3. The evolution myth. When people say evolution, a lot of times they mean astrophysical evolution as much as they mean genetic evolution, geographic evolution, geological evolution and other forms of evolution. I believe in genetic evolution, I believe in geographic and geological evolution, but astrophysical evolution would blow your mind away. The universe has parallel time frames, and no one knows exactly whether the time in the universe is cyclical or random. But it is certainly not chronological. Just to give you an example, if you ever move to Jupiter, you wouldn't see 2018; you would see stuff that happened on Earth in 1789. You wouldn't see me, but you would see the French fighting each other.

4. The atomic, sub-atomic, sub-sub-atomic particle myth. They say we have identified 16 sub-atomic particles and we will identify hundreds more. Each time someone identifies a sub-atomic particle, they get Nobel prizes. The truth is we could identify dozens more sub-atomic particles, and could break them down over and over to find new stuff. If we build something of a huge, huge microscope, we can break those atoms down into 10 to the nth power sub-sub-atomic particles.

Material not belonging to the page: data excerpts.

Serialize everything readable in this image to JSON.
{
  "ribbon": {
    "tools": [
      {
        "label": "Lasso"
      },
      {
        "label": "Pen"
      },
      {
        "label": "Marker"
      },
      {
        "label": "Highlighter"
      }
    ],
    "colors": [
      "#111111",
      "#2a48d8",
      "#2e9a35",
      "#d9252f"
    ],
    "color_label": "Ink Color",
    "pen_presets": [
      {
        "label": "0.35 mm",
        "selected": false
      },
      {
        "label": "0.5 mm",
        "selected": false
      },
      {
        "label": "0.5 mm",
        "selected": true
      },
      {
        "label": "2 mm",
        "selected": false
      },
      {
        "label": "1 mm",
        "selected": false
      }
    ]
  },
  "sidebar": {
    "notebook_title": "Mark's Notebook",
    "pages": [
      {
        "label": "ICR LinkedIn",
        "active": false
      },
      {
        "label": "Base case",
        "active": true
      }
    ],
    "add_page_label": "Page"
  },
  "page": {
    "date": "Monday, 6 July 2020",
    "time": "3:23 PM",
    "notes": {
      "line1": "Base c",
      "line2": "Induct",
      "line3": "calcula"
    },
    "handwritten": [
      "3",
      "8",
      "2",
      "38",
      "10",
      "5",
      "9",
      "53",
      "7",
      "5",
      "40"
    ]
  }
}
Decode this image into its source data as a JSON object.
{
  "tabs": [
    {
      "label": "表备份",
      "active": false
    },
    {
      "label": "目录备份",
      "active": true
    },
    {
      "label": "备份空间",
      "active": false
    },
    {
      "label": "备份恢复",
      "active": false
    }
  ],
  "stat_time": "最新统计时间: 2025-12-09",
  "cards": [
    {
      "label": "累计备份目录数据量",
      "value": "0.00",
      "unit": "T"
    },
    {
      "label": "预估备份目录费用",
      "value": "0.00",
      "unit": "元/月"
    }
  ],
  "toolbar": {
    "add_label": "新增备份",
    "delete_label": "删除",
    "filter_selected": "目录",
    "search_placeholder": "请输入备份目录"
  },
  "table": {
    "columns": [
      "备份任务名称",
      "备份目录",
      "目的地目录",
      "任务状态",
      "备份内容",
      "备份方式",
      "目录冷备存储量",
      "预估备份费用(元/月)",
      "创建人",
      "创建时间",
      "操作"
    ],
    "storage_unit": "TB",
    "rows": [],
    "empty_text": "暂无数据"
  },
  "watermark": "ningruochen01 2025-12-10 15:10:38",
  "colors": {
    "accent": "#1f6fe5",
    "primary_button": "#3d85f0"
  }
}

5. The “we know everything about the universe” myth. We can't even see past our galaxy. That would be like living in New York City and saying “I know everything about humanity and human beings.” Just like the guy who travels from New York City to New Delhi discovers stuff that blows their mind away, if we could see past our galaxy we would probably find stuff that would blow our minds away. Astrophysicists have a tradition where they down 8 Martinis every time they discover something. In the world of astrophysics, Martini will not go out of business.